Crítica: Filme de Bob Marley faz a cabeça, mas não muito
Narrativa regueira é competente, só não altera frequência cardíaca, nem lacrimeja os olhos. Mesmo convencional, vale ver
Filme biográfico One Love, sobre momento decisivo da vida e carreira de Bob Marley, é sucesso mundial. Algumas cenas chamam a atenção porque poderiam ser mais críticas; outras, pegam leve em temas polêmicos. Competente, não é uma obra prima, mas merece ser visto.
O filme é legal, beleza? One Love, sobre o auge de Bob Marley, vale as duas horas de cinema. A receita do roteiro não é ousada, mas competente; o protagonista interpreta bem o ídolo do reggae, aprendeu seus trejeitos, é gato; a trilha sonora, inevitavelmente, faz a cabeça; e o resto todo funciona na narrativa regueira, como a alternância entre o passado e o presente da história.
Bob Marley continua monstro, mastro, astro, e nada do que eu escrever aqui pretende mudar tal evidência. Mas daí a alardear que o filme é acachapante? Daí a ser sucesso mundial, batendo recordes de bilheteria? Tá, tudo bem, nem precisa ser o melhor da temporada, é entretenimento, só pra relaxar.
Mas mesmo assim, não posso deixar de dizer, se me permitem, que algumas passagens incomodam porque atenuam aspectos realmente críticos e potencialmente revolucionários. Começa pela própria maconha, que continua tabu.
Ela aparece no filme de ponta a ponta, uns baseados enormes, de socar com o dedo, mas que não incomodam, não questionam, e de tanta fumaça, você acaba esquecendo que ela é proibida, dá cadeia, justifica políticas repressivas inúteis e letais contra os pobres, pretos etc. Bob Marley, se não me engano, falou desses bloqueios policiais às três horas da tarde, pedindo documentos.

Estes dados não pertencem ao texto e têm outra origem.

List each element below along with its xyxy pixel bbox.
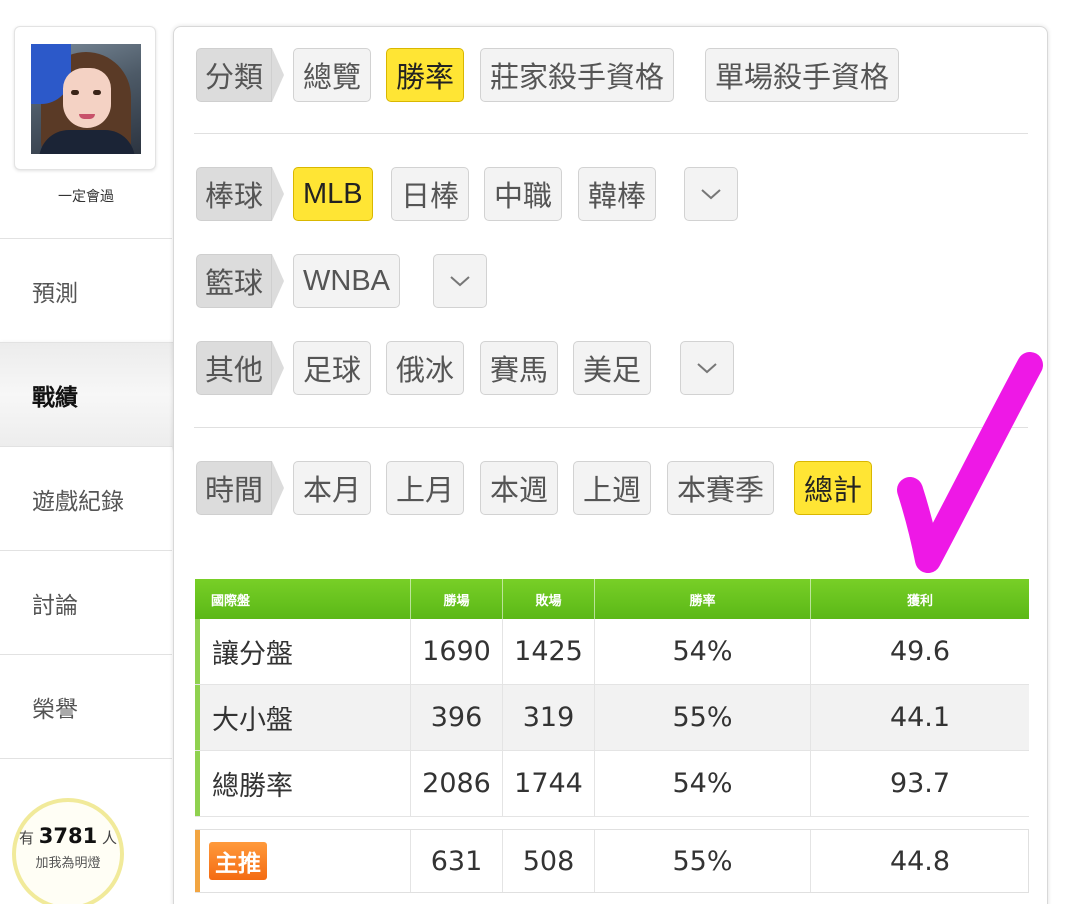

Era só uma observação. Posso fazer outra? Trata-se da passagem pontual, capaz de se desmanchar no ar em quase duas horas de filme, mas que permaneceu em minha mente, provocando reflexões.
Em uma festa em Paris, Rita e Bob Marley discutem. O astro do reggae não gostou de ver sua mulher conversando com outro homem. A tretinha começa no salão e termina na calçada, onde ela faz o desabafo comum a incontáveis mulheres cujos maridos alcançam fama e fortuna e esquecem o quanto elas são, foram e serão fundamentais para a glória alcançada.
Ela desanca o rei do reggae: lembra que ficou sozinha cuidando dos filhos, tanto das crianças que teve com Bob Marley, quanto das que ele teve com outras mulheres; cuidou das finanças; está sempre pronta a ser esteio emocional; faz backing vocal na banda. Diante da ingratidão, Rita Marley sai andando, e penso que foi fina por não ter mencionado o tiro que tomou na cabeça em atentado contra o marido.
No finalzinho, ao mostrar o show histórico em que Bob Marley junta as mãos de políticos jamaicanos oponentes, dois homens brancos, achei sacanagem a passagem ser tão rápida. Dá pra informar, ao menos, quem são eles, neste filme de ótimas legendas? Parece que alguém pode ser flagrado e está querendo esconder alguma coisa. Uma contradição, talvez, para evitar o flagrante.
Vemos ainda, sem ser explicitada, a relutância de Bob Marley em enfrentar o tratamento do câncer, postura que, me desculpem, depois da covid, chama-se negacionismo e é inaceitável. Quem tinha razão era Jah, não o médico. Ora Bob, faça-me o favor!
Mas, tirando esses detalhes, o resto é ótimo. Sério, eu gostei, só não saí do cinema desorientado, como acontece depois de assistir a filmes realmente grandiosos. Pra resumir e fechar, eu só queria ter dito, na moral, que o filme não é rebel music. Só music.